A positive allergy test is not the same as being food allergic
It is important to know that a positive skin or blood allergy tests means that the body’s immune system has produced a response to a food, but sometimes these are irrelevant “false positives”, especially if the size of the skin test reaction (or blood test equivalent) is small. In other words, the test may be positive yet the person can actually eat the food without a problem. In the HealthNuts study in Melbourne, screening tests for foods in infancy followed by hospital challenge demonstrated that around 50% of test results were false positive tests.
For that reason, it is important to eventually confirm the significance of a positive allergy test (in some circumstances) with a deliberate supervised challenge. In a child with a positive test of uncertain meaning, this is often done around school-entry age (sometimes earlier) under medical supervision.

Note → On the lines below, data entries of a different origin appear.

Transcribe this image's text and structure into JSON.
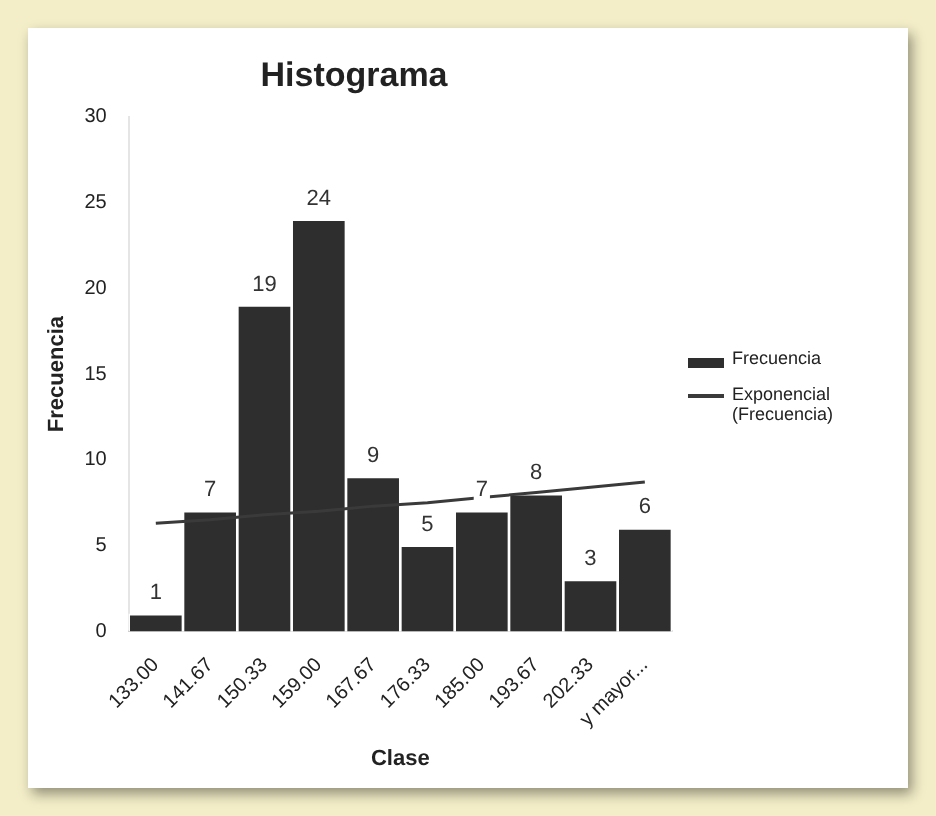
{
  "chart_data": {
    "type": "bar",
    "title": "Histograma",
    "xlabel": "Clase",
    "ylabel": "Frecuencia",
    "categories": [
      "133.00",
      "141.67",
      "150.33",
      "159.00",
      "167.67",
      "176.33",
      "185.00",
      "193.67",
      "202.33",
      "y mayor..."
    ],
    "series": [
      {
        "name": "Frecuencia",
        "color": "#2e2e2e",
        "values": [
          1,
          7,
          19,
          24,
          9,
          5,
          7,
          8,
          3,
          6
        ],
        "value_labels": [
          "1",
          "7",
          "19",
          "24",
          "9",
          "5",
          "7",
          "8",
          "3",
          "6"
        ]
      },
      {
        "name": "Exponencial (Frecuencia)",
        "type": "line",
        "color": "#3a3a3a",
        "values": [
          6.3,
          6.5,
          6.8,
          7.0,
          7.3,
          7.5,
          7.8,
          8.1,
          8.4,
          8.7
        ]
      }
    ],
    "ylim": [
      0,
      30
    ],
    "yticks": [
      0,
      5,
      10,
      15,
      20,
      25,
      30
    ],
    "grid": false,
    "legend": "right",
    "marker": "none"
  }
}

Should I do a screening test?
There are both advantages and disadvantages to undertaking screening, and it is not encouraged as a routine test because of the high number of irrelevant results. If you wish to undertake screening, therefore, you need be aware that if the issue of food allergy is raised because of a positive test, a challenge is really the only way to settle the question. Certainly if the problem is hay fever or asthma or ongoing (chronic) hives lasting days or weeks at a time, food testing is not indicated as a routine unless the person has a history suggesting that they probably have a food allergy as well.